Following the talks, we went to the Burchfield Penney Art Center and participants had an opportunity to talk one-on-one with the forum’s presenters. I’m happy to report that I got some great advice on strategies to address some of our own conservation needs. I also left the forum with a stack of useful handouts—and a snazzy tote bag in which to carry them—along with a much larger rolodex than I had last week.

After the planned activities, I tagged along with some of my new friends for a trip to Frank Lloyd Wright’s Darwin Martin House Complex. With a major renovation project underway, and having just come from a forum on conservation, preservation, and restoration, I felt well primed to appreciate not only Wright’s design achievements, but also the tremendous yet rewarding efforts of the Martin House. After that, we toured a bit of the city and I was fortunate to have two of the best tour guides possible: Susana Tejada, Head of Research Resources at the Albright-Knox Art Gallery, and Lorna Peterson, Associate Professor in the Department of Library and Information Studies at Buffalo State College. Lorna, a Buffalo native as well as an astute historian, spoke about the city’s history with an ease that would make you think she’d lived here since its founding.

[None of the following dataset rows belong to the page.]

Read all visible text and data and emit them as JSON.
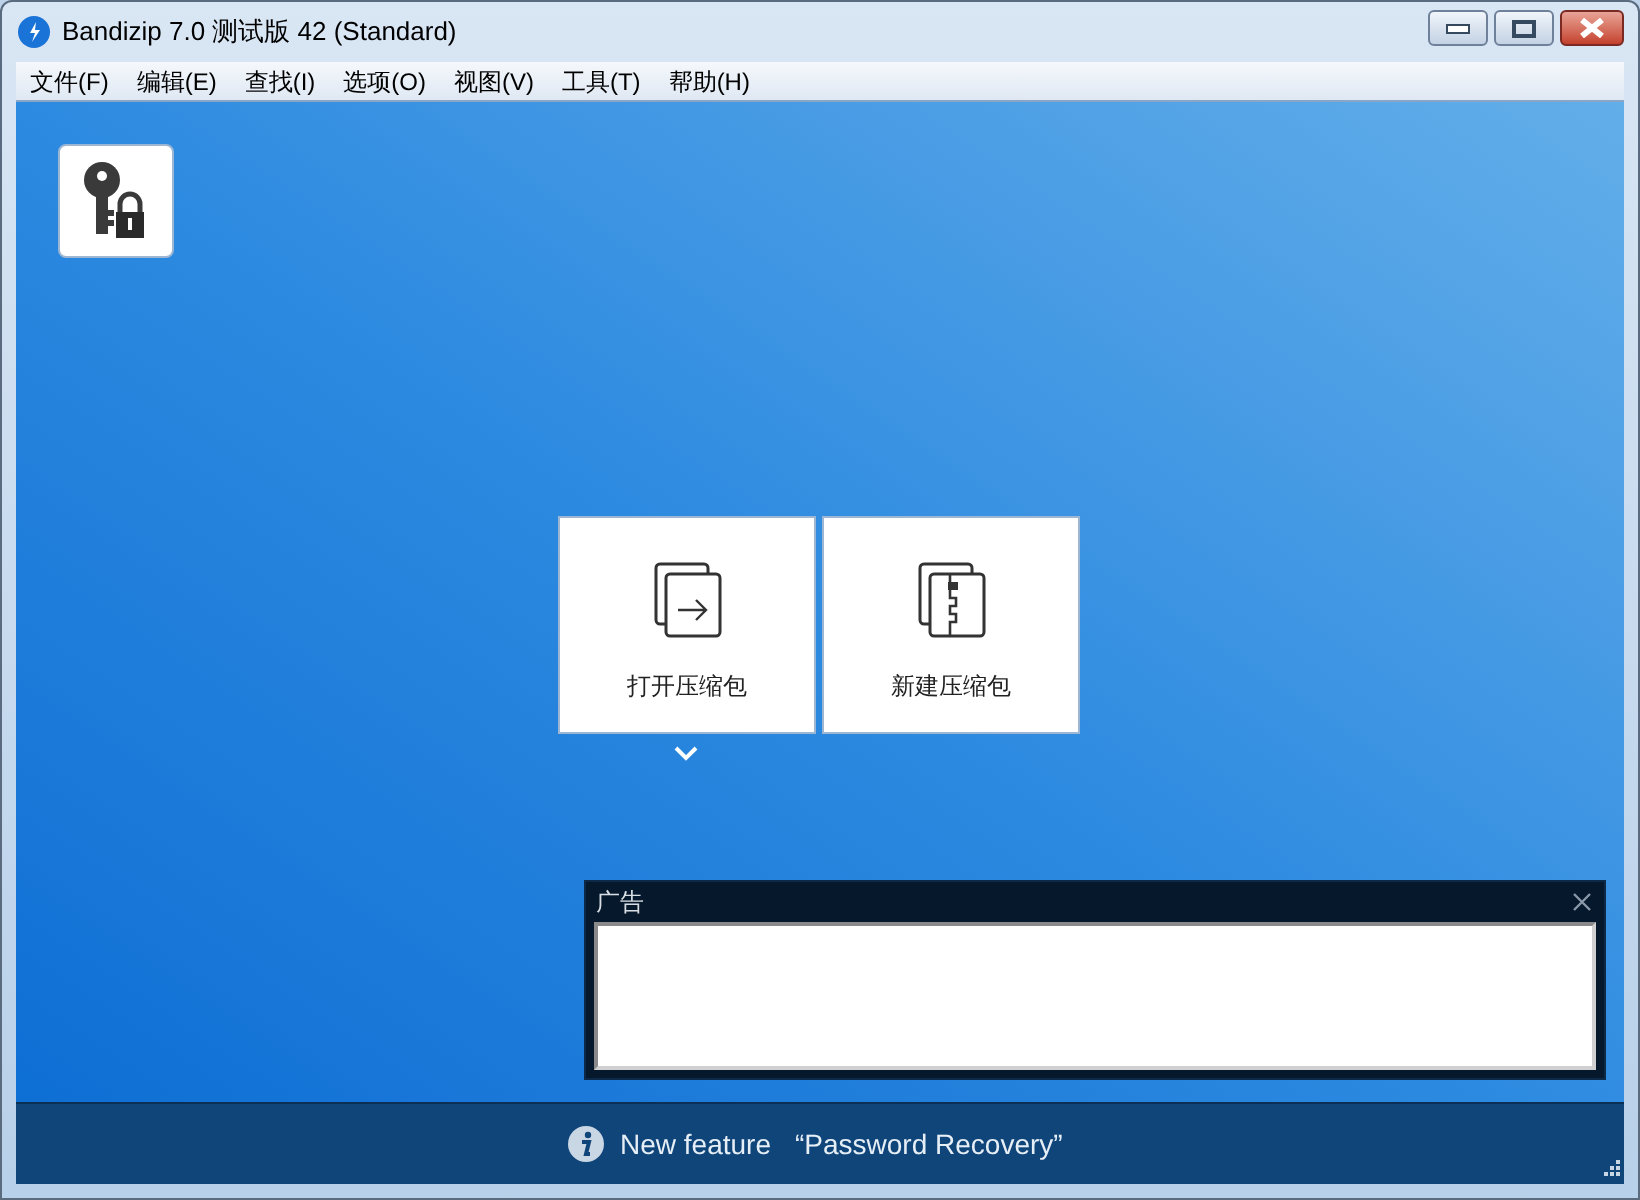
{
  "window": {
    "title": "Bandizip 7.0 测试版 42 (Standard)"
  },
  "menu": [
    "文件(F)",
    "编辑(E)",
    "查找(I)",
    "选项(O)",
    "视图(V)",
    "工具(T)",
    "帮助(H)"
  ],
  "actions": [
    {
      "kind": "open",
      "label": "打开压缩包"
    },
    {
      "kind": "new",
      "label": "新建压缩包"
    }
  ],
  "ad": {
    "title": "广告"
  },
  "status_bar": {
    "label": "New feature",
    "feature": "“Password Recovery”"
  }
}
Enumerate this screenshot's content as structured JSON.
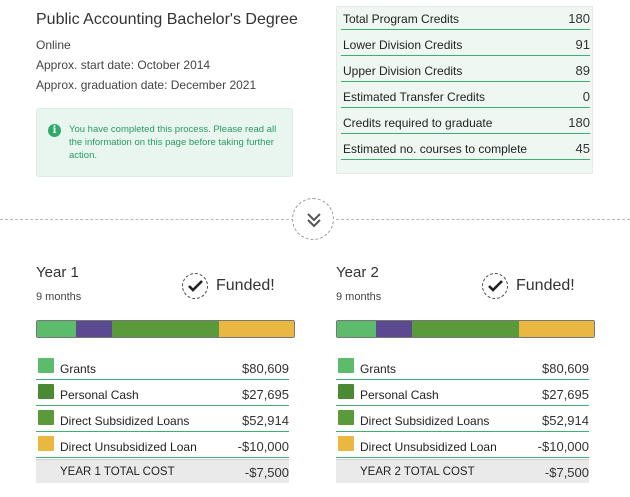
{
  "program": {
    "title": "Public Accounting Bachelor's Degree",
    "format": "Online",
    "start": "Approx. start date: October 2014",
    "graduation": "Approx. graduation date: December 2021"
  },
  "notice": {
    "icon": "info-icon",
    "text": "You have completed this process. Please read all the information on this page before taking further action."
  },
  "credits": [
    {
      "label": "Total Program Credits",
      "value": "180"
    },
    {
      "label": "Lower Division Credits",
      "value": "91"
    },
    {
      "label": "Upper Division Credits",
      "value": "89"
    },
    {
      "label": "Estimated Transfer Credits",
      "value": "0"
    },
    {
      "label": "Credits required to graduate",
      "value": "180"
    },
    {
      "label": "Estimated no. courses to complete",
      "value": "45"
    }
  ],
  "expand_icon": "double-chevron-down-icon",
  "colors": {
    "grants": "#5cbc6c",
    "personal_cash": "#5c4a90",
    "subsidized": "#5a9a3a",
    "unsubsidized": "#eab840",
    "accent": "#3daf73"
  },
  "years": [
    {
      "title": "Year 1",
      "duration": "9 months",
      "status": "Funded!",
      "items": [
        {
          "label": "Grants",
          "value": "$80,609",
          "swatch": "#5cbc6c"
        },
        {
          "label": "Personal Cash",
          "value": "$27,695",
          "swatch": "#4a8a34"
        },
        {
          "label": "Direct Subsidized Loans",
          "value": "$52,914",
          "swatch": "#5a9a3a"
        },
        {
          "label": "Direct Unsubsidized Loan",
          "value": "-$10,000",
          "swatch": "#eab840"
        }
      ],
      "total_label": "YEAR 1 TOTAL COST",
      "total_value": "-$7,500"
    },
    {
      "title": "Year 2",
      "duration": "9 months",
      "status": "Funded!",
      "items": [
        {
          "label": "Grants",
          "value": "$80,609",
          "swatch": "#5cbc6c"
        },
        {
          "label": "Personal Cash",
          "value": "$27,695",
          "swatch": "#4a8a34"
        },
        {
          "label": "Direct Subsidized Loans",
          "value": "$52,914",
          "swatch": "#5a9a3a"
        },
        {
          "label": "Direct Unsubsidized Loan",
          "value": "-$10,000",
          "swatch": "#eab840"
        }
      ],
      "total_label": "YEAR 2 TOTAL COST",
      "total_value": "-$7,500"
    }
  ],
  "funding_bar": [
    {
      "segment": "grants",
      "share": 0.15,
      "color": "#5cbc6c"
    },
    {
      "segment": "personal_cash",
      "share": 0.14,
      "color": "#5c4a90"
    },
    {
      "segment": "subsidized_loans",
      "share": 0.42,
      "color": "#5a9a3a"
    },
    {
      "segment": "unsubsidized_loan",
      "share": 0.29,
      "color": "#eab840"
    }
  ]
}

In addition to seeing some other architectural treasure like Louis Sullivan’s Guaranty Building, we made a brief trip to the Forest Lawn Cemetery. Millard Fillmore’s grave was impressive, but the highlight of the cemetery was definitely the tombstone of Rick James, Mr. Superfreak himself. There is an extremely goofy picture of me next to it striking a Rick James pose, but I can’t bring myself to post it. Maybe with a little prodding I could be persuaded to share.